Mon expert comptable pense aussi que les VTC et les chauffeurs Uber ne sont pas économiquement viables mais si l'on prend nombre d'activités en France, celles-ci ne sont plus viables économiquement.

Nous travaillons avec des entreprises qui importent massivement des vêtements produits en Asie (ou en Afrique du Nord) avec une valeur ajoutée très faible dans notre pays. Notre problème essentiel vient de notre désindustrialisation désormais. Les usines (à la différence de l'Allemagne) sont considérées comme salissantes, peu motivantes et on préfère le "travail" de bureau et l'importation à la production de biens (ou de services).

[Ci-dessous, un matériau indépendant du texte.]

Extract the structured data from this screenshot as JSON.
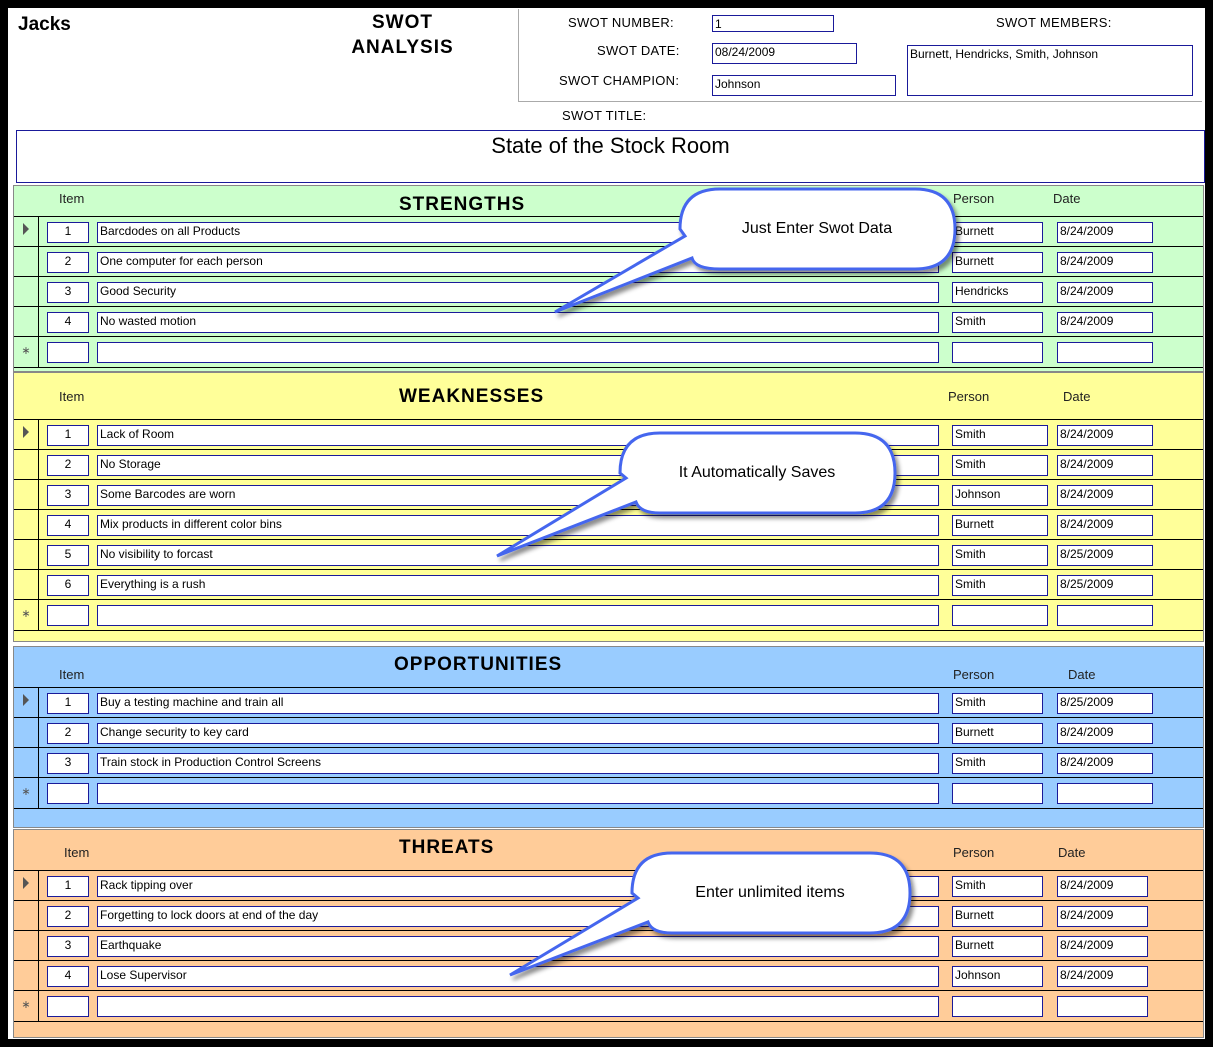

L'autre problème en France est celui d'un Etat qui empêche désormais les Français de travailler (ou ne les y encourage pas) sous prétexte de le partager pour tous. C'est anti-économique et les conséquences sont que le travail co-existe avec le chômage partout en France.

Écrit par : cozin | 23/05/2016

le "problème" des cotisations sociales des chauffeurs de taxi sera peut être bientôt réglé par Uber avec des voitures sans chauffeur : https://www.aruco.com/2016/05/uber-voitures-autonomes-pittsburgh/

Écrit par : cozin | 23/05/2016

Vrai Didier.
En revanche la désindustrialisation est surtout due au différentiel de cout avec la main d'oeuvre délocalisée. Quand fabriquer un vêtement coùte un euro au Bangladesh et 30 ou 40 ici, il est clair que les industries ici ne peuvent pas survivre. Il faudra réinventer notre modėle social et économique. Mais la plutocracie que nous voyons se déployeur aux USA (voir à ce sujet l'excellente étude de Princetown University qui conclut que les Etats Unis ne sont plus une démocratie) et petit à petit en Grande Bretagne n'est pas non plus la panacée, à mon avis.